Peabody reported a net loss attributable to common stockholders of $119.5 million for the first quarter of 2022, compared to a net loss of $80.1 million in the prior-year quarter. Peabody’s first-quarter 2022 results included a $301 million charge for unrealized mark-to-market losses related to its coal hedging activities and a $23.5 million net loss on early debt extinguishment. Peabody had adjusted EBITDA of $327.5 million in the first quarter of 2022 compared to $61.1 million in the first quarter of 2021. Revenue from coal sales increased 58% to $1.04 billion compared to the prior-year quarter, as higher realized prices were partially offset by lower volumes.

“In the first quarter, we set the stage for the remainder of the year, addressing challenges to delivering projected volumes and costs across the platform and continued to strengthen our balance sheet while expanding the value offering we provide our customers and increasing our sold coal position,” Peabody President and CEO Jim Grech said. “Strong global market dynamics persist for our products, driving prices to unprecedented levels globally. With projected increased sales, we remain poised to deliver a strong 2022.”

Peabody ended the quarter with $848 million of cash, cash equivalents and restricted cash. The company continued to strengthen the balance sheet, retiring approximately $42 million of senior secured debt during the quarter and utilized proceeds from the $320 million convertible senior unsecured notes offering to retire higher cost senior secured debt and extend maturities to 2028. As a result of these activities, the company recorded a net loss on early debt extinguishment of $23.5 million.

As a result of unprecedented upward volatility in Newcastle coal pricing, the company posted $351.6 million of additional cash margin associated with the company’s coal hedging activities in the first quarter and had $481.7 million posted in support of its coal hedges at March 31, 2022.  During the first quarter, the company completed a financing arrangement to support near-term liquidity in light of the cash margin requirements. The company received gross proceeds of $225 million under the facility, which were repaid in full with proceeds from the sale of 10.1 million shares under the related ATM program.

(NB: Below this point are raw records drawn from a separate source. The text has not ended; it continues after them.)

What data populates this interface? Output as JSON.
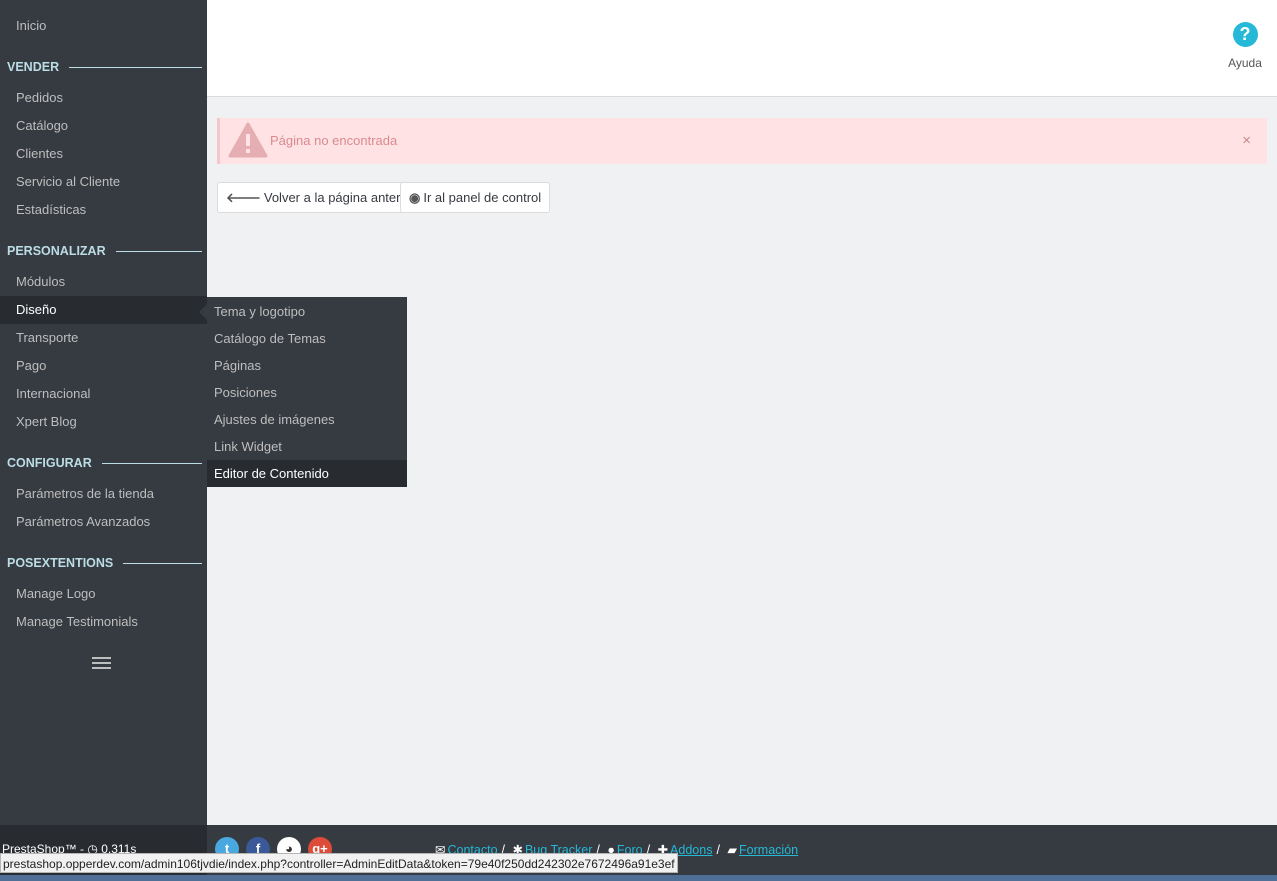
{
  "sidebar": {
    "home": "Inicio",
    "sections": [
      {
        "heading": "VENDER",
        "items": [
          "Pedidos",
          "Catálogo",
          "Clientes",
          "Servicio al Cliente",
          "Estadísticas"
        ]
      },
      {
        "heading": "PERSONALIZAR",
        "items": [
          "Módulos",
          "Diseño",
          "Transporte",
          "Pago",
          "Internacional",
          "Xpert Blog"
        ]
      },
      {
        "heading": "CONFIGURAR",
        "items": [
          "Parámetros de la tienda",
          "Parámetros Avanzados"
        ]
      },
      {
        "heading": "POSEXTENTIONS",
        "items": [
          "Manage Logo",
          "Manage Testimonials"
        ]
      }
    ],
    "active_item": "Diseño",
    "collapse_icon": "hamburger-menu-icon"
  },
  "submenu": {
    "items": [
      "Tema y logotipo",
      "Catálogo de Temas",
      "Páginas",
      "Posiciones",
      "Ajustes de imágenes",
      "Link Widget",
      "Editor de Contenido"
    ],
    "hovered": "Editor de Contenido"
  },
  "header": {
    "help_label": "Ayuda",
    "help_icon": "question-circle-icon"
  },
  "alert": {
    "message": "Página no encontrada",
    "close": "×",
    "icon": "warning-triangle-icon"
  },
  "actions": {
    "back_label": "Volver a la página anterior",
    "dashboard_label": "Ir al panel de control"
  },
  "footer": {
    "brand": "PrestaShop™ - ",
    "load_time": "0.311s",
    "links": [
      "Contacto",
      "Bug Tracker",
      "Foro",
      "Addons",
      "Formación"
    ],
    "social": [
      "twitter-icon",
      "facebook-icon",
      "github-icon",
      "google-plus-icon"
    ]
  },
  "status_url": "prestashop.opperdev.com/admin106tjvdie/index.php?controller=AdminEditData&token=79e40f250dd242302e7672496a91e3ef",
  "colors": {
    "sidebar_bg": "#363a41",
    "active_bg": "#282b30",
    "heading_color": "#bcdde6",
    "accent": "#25b9d7",
    "alert_bg": "#ffe2e4"
  }
}
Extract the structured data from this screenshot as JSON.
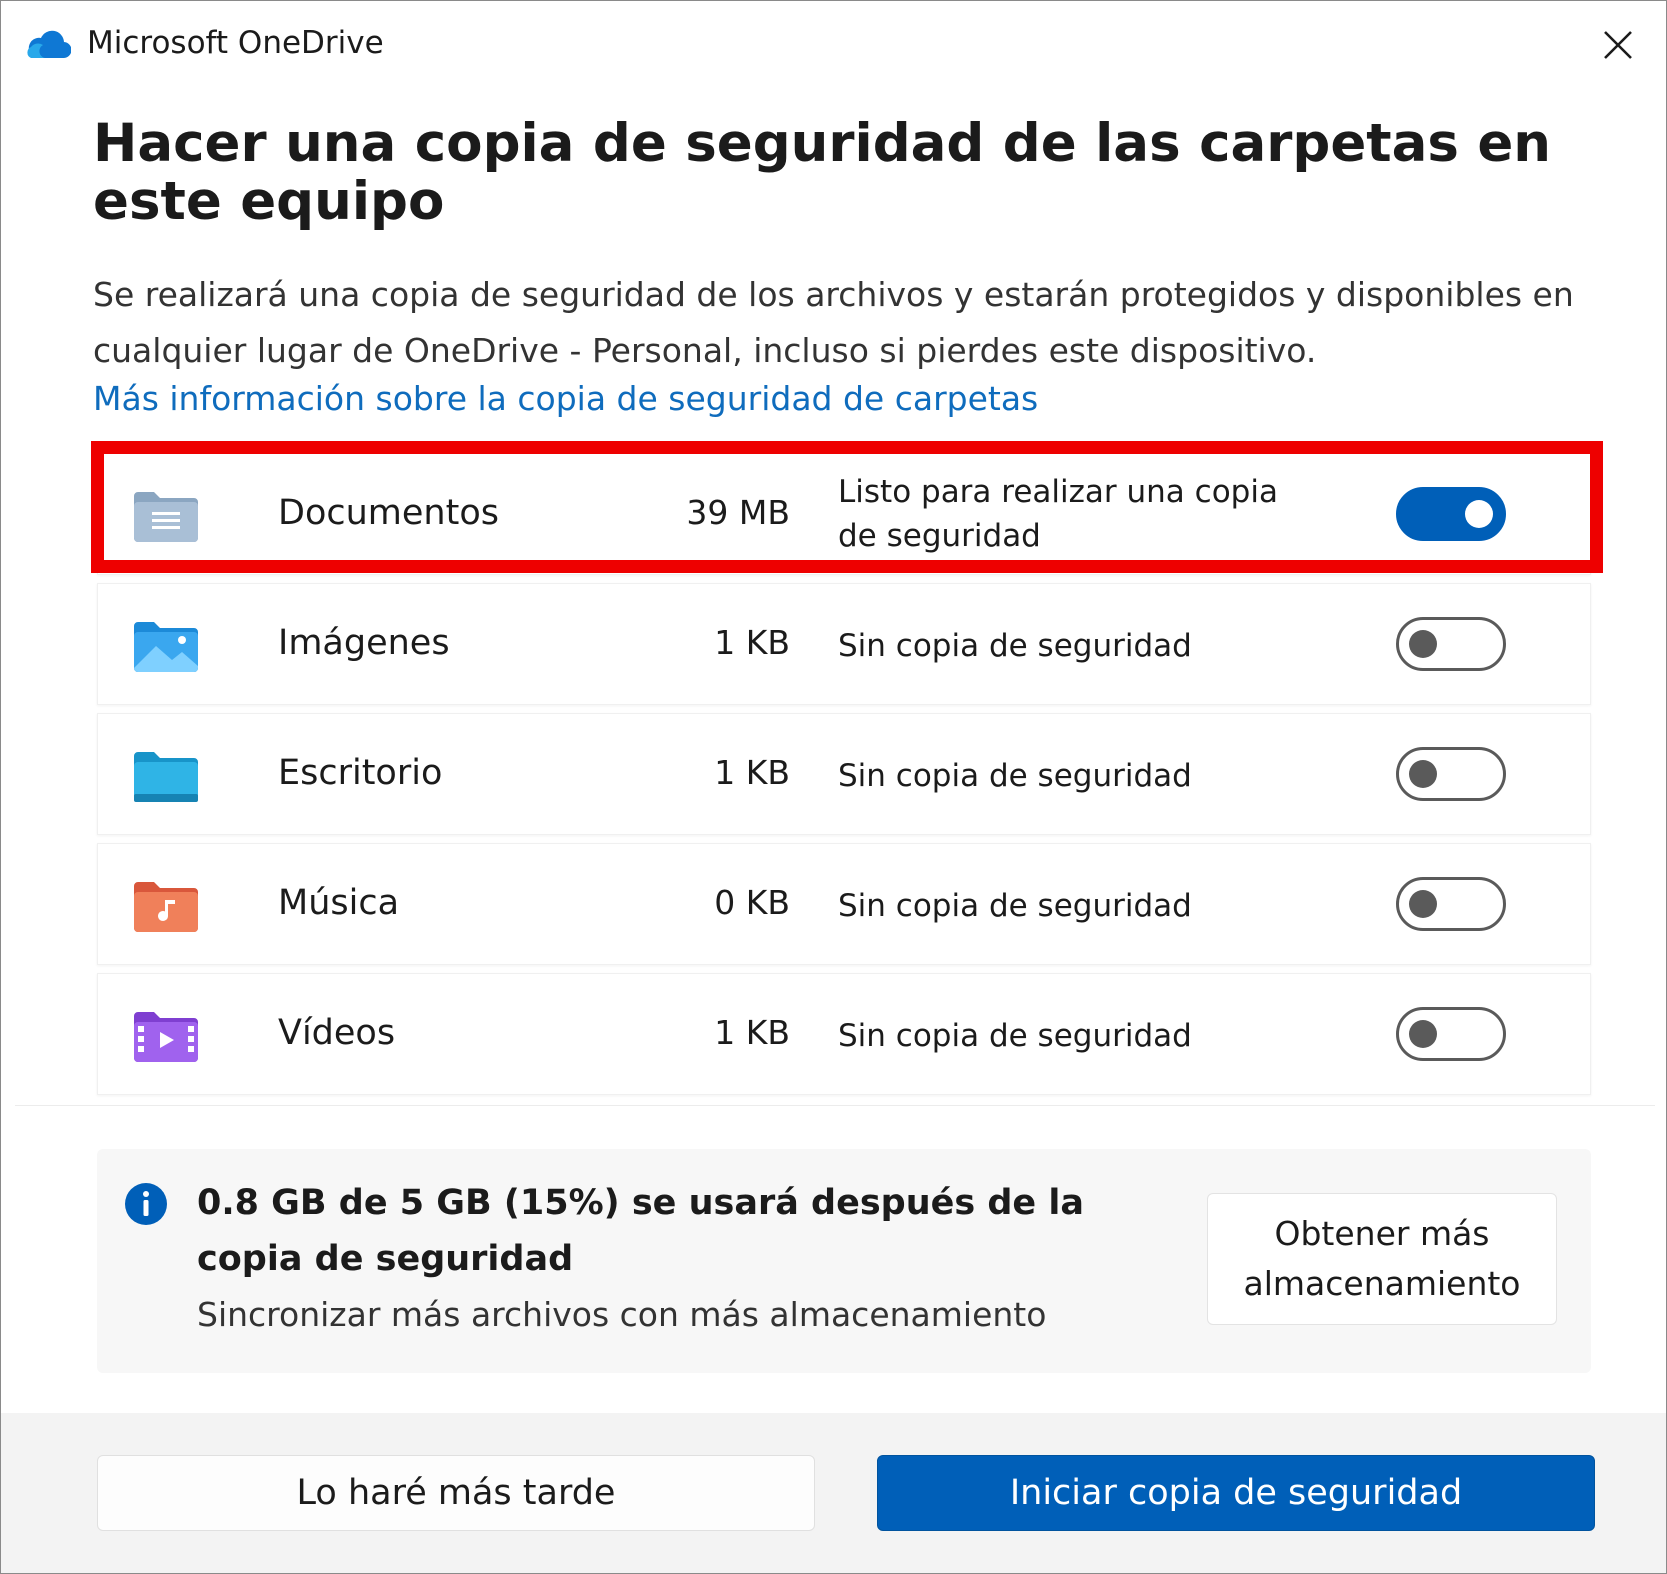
{
  "window": {
    "title": "Microsoft OneDrive",
    "close_icon": "close-icon",
    "app_icon": "onedrive-cloud-icon"
  },
  "header": {
    "title": "Hacer una copia de seguridad de las carpetas en este equipo",
    "description": "Se realizará una copia de seguridad de los archivos y estarán protegidos y disponibles en cualquier lugar de OneDrive - Personal, incluso si pierdes este dispositivo.",
    "link": "Más información sobre la copia de seguridad de carpetas"
  },
  "folders": [
    {
      "name": "Documentos",
      "size": "39 MB",
      "status": "Listo para realizar una copia de seguridad",
      "enabled": true,
      "icon": "documents-folder-icon",
      "highlighted": true
    },
    {
      "name": "Imágenes",
      "size": "1 KB",
      "status": "Sin copia de seguridad",
      "enabled": false,
      "icon": "pictures-folder-icon"
    },
    {
      "name": "Escritorio",
      "size": "1 KB",
      "status": "Sin copia de seguridad",
      "enabled": false,
      "icon": "desktop-folder-icon"
    },
    {
      "name": "Música",
      "size": "0 KB",
      "status": "Sin copia de seguridad",
      "enabled": false,
      "icon": "music-folder-icon"
    },
    {
      "name": "Vídeos",
      "size": "1 KB",
      "status": "Sin copia de seguridad",
      "enabled": false,
      "icon": "videos-folder-icon"
    }
  ],
  "storage": {
    "summary": "0.8 GB de 5 GB (15%) se usará después de la copia de seguridad",
    "hint": "Sincronizar más archivos con más almacenamiento",
    "button": "Obtener más almacenamiento",
    "icon": "info-icon"
  },
  "footer": {
    "later_button": "Lo haré más tarde",
    "start_button": "Iniciar copia de seguridad"
  },
  "colors": {
    "accent": "#005fb8",
    "link": "#0f6cbd",
    "highlight": "#ee0000"
  }
}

To further reduce exposure to additional coal hedge margin requirements, the company converted 750,000 metric tons of financial hedges into fixed price physical sales over the next 12 months eliminating further margin requirements on these tons. With these transactions, 1.4 million metric tons remain outstanding with 900,000 metric tons projected to settle over the remainder of 2022.

During the first quarter the company said it overcame production and logistic challenges in Australia related to record rainfall and COVID-induced labor shortages, and instituted recovery plans to recapture volumes over the remainder of the year.

Peabody invested more than $40 million in the Powder River Basin (PRB) and Midwest mining operations to enable higher production levels over the remainder of 2022. It also advanced project activity to potentially re-enter the south workings of North Goonyella and develop 70 million tons of reserves and started development at Wambo Underground for three additional longwall panels that will extend the mine life to 2026.

Peabody’s committed 2023 PRB sales increased to 59 million tons.